Chapitre V[modifier]

(1) À la nouvelle des événements de Paris, le corps qui avait pris les devants, sous la conduite de Sintula, s’arrêta court dans sa marche, et revint tranquillement sur ses pas. Un ordre de Julien alors convoqua pour le lendemain toutes les troupes dans le champ de Mars ; et, déployant lui-même en cette occasion plus de solennité que de coutume, il monta sur son tribunal décoré d’aigles et d’étendards, et environné de tous côtés de cohortes bien armées.

(2) Là il fit une pause de quelques minutes ; puis, ne voyant autour de lui qu’allégresse sur tous les visages, d’une voix qu’il faisait résonner comme le clairon, afin qu’on pût mieux l’entendre au loin, il prononça ces paroles, simples autant qu’animées :

(3) "Généreux guerriers, dont les bras ont si fidèlement et si noblement combattu pour votre général et pour la patrie ; qui tant de fois avez prodigué votre sang avec moi pour conserver nos provinces, la circonstance est trop pressante pour comporter de longs discours. Votre volonté bien arrêtée m’a porté du rang de César au faîte la toute-puissance. C’est toute une révolution que vous venez de faire ; il reste à la consolider par de sages mesures.
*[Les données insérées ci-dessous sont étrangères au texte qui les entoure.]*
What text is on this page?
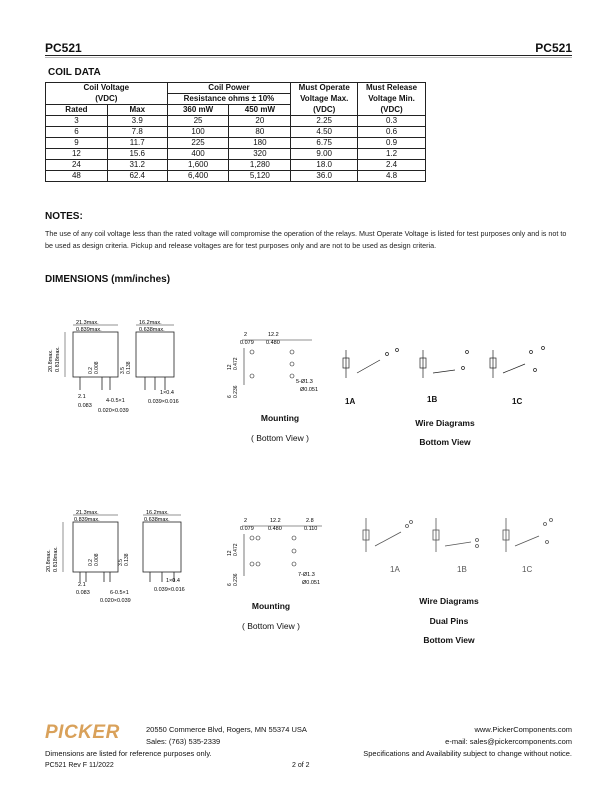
PC521	PC521
COIL DATA
Coil Voltage		Coil Power		Must Operate	Must Release
(VDC)		Resistance ohms ± 10%		Voltage Max.	Voltage Min.
Rated	Max	360 mW	450 mW	(VDC)	(VDC)
3	3.9	25	20	2.25	0.3
6	7.8	100	80	4.50	0.6
9	11.7	225	180	6.75	0.9
12	15.6	400	320	9.00	1.2
24	31.2	1,600	1,280	18.0	2.4
48	62.4	6,400	5,120	36.0	4.8
NOTES:
The use of any coil voltage less than the rated voltage will compromise the operation of the relays. Must Operate Voltage is listed for test purposes only and is not to be used as design criteria. Pickup and release voltages are for test purposes only and are not to be used as design criteria.
DIMENSIONS (mm/inches)
21.3max.
0.839max.
16.2max.
0.638max.
20.8max. 0.818max.	0.2 0.008	3.5 0.138
2.1
0.083
4-0.5×1
0.020×0.039
1×0.4
0.039×0.016
2
0.079
12.2
0.480
12 0.472
6 0.236
5-Ø1.3
Ø0.051
Mounting
( Bottom View )
1A	1B	1C
Wire Diagrams
Bottom View
21.3max.
0.839max.
16.2max.
0.638max.
20.8max. 0.818max.	0.2 0.008	3.5 0.138
2.1
0.083	6-0.5×1
0.020×0.039
1×0.4
0.039×0.016
2
0.079
12.2
0.480
2.8
0.110
12 0.472
6 0.236	7-Ø1.3
Ø0.051
Mounting
( Bottom View )
1A	1B	1C
Wire Diagrams
Dual Pins
Bottom View
PICKER	20550 Commerce Blvd, Rogers, MN 55374 USA
Sales: (763) 535-2339
www.PickerComponents.com
e-mail: sales@pickercomponents.com
Dimensions are listed for reference purposes only.	Specifications and Availability subject to change without notice.
PC521 Rev F 11/2022	2 of 2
(4) Décoré de la pourpre à peine adolescent, et (vous le savez comme moi) seulement pour la forme, depuis que la divine Providence m’a placé sous votre tutelle, je ne me suis jamais écarté de la ligne du devoir. Vous m’avez vu prendre part à tous vos travaux, lorsque après le sac de tant de villes, le meurtre de tant de milliers de nos concitoyens, l’œuvre de destruction, propagée par l’audace des barbares allait s’étendre au peu que leur fureur avait encore épargné. Je ne vous rappellerai pas combien de fois au fort de l’hiver, par un ciel de glace, lorsque d’ordinaire on fait trêve aux combats et sur la terre et sur les eaux, avons attaqué et repoussé victorieusement les Alamans, jusqu’alors indomptés.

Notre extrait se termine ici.